Gli odori esistono perché noi traduciamo quel messaggio chimico in un odore. La percezione avviene per immagine olfattiva. Possiamo percepire più di un miliardo di odori, perché l’olfatto è un senso straordinario. Ma questa capacità contrasta con la possibilità di riconoscerli, che è invece legata alla memoria olfattiva. Se quest’ultima è povera percepiamo, ma non riconosciamo. Il confronto è con i dati che abbiamo in memoria: percepiamo un miliardo di odori, ma ne riconosciamo solo una cinquantina, legati al catalogo di odori che abbiamo memorizzato. Il problema è che il nostro vocabolario olfattivo è molto povero. Bisogna annusare e memorizzare gli odori, perché attraverso gli odori è possibile viaggiare virtualmente e ricostruire il passato. Si tratta di ginnastica olfattiva, che prevede che si continui ad annusare e a memorizzare fragranze per consolidare e amplificare la capacità degustativa e l’obiettività nel giudizio.

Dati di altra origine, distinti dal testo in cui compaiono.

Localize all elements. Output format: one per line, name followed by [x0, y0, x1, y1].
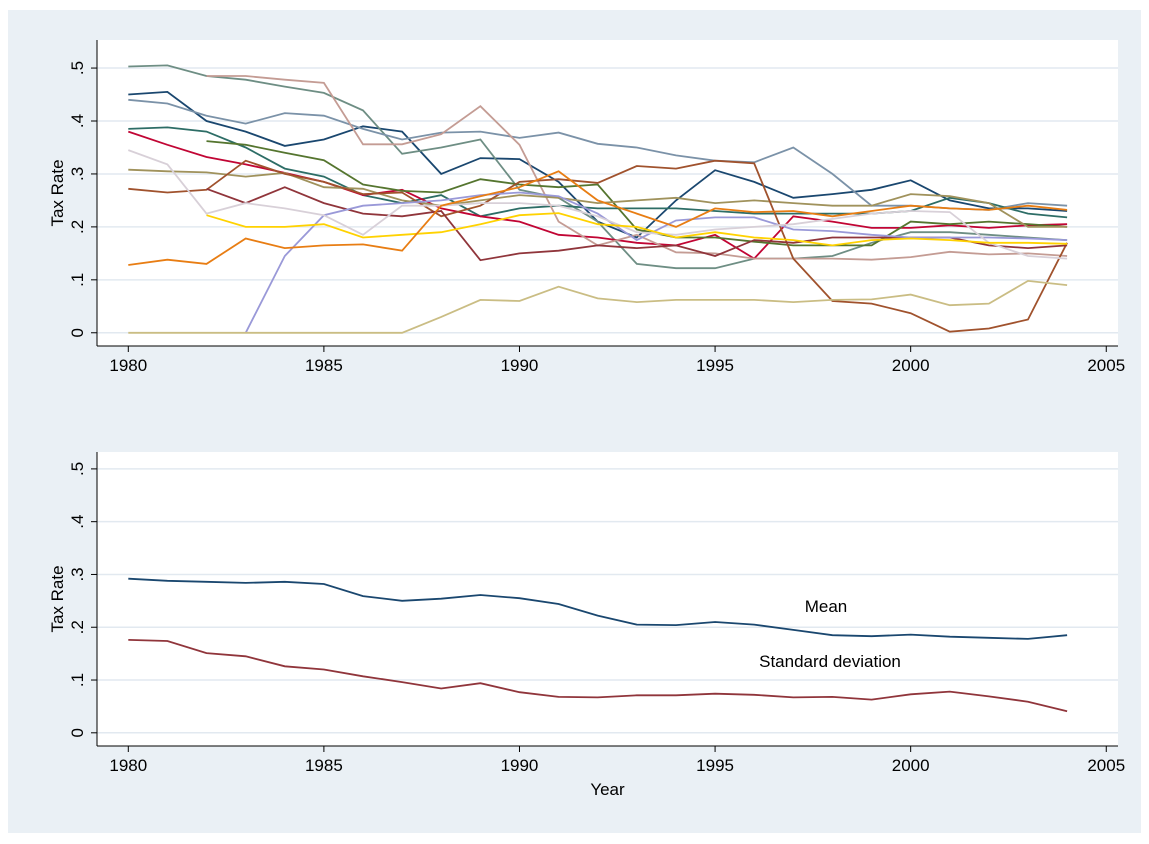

Inoltre, la degustazione non è un atto statico: è un processo dinamico, perché il profumo del vino è frutto di infiniti equilibri che danno infiniti vini che, per essere grandi, devono essere il preciso riflesso di un terroir.

«Non tutto il mondo è vocato per produrre vini di grande qualità», conclude il prof. Moio. «Ecco perché il vino affascina tanto: in un mondo in cui tutto è omologato, il vino è sempre diverso, e per questo motivo unico». Si chiude con queste parole la favola di aromi, di fragranze, di testimonianze sul ruolo e sul valore dei profumi. Una serata magica per l’apertura di una nuova rassegna che ci porta verso mondi possibili.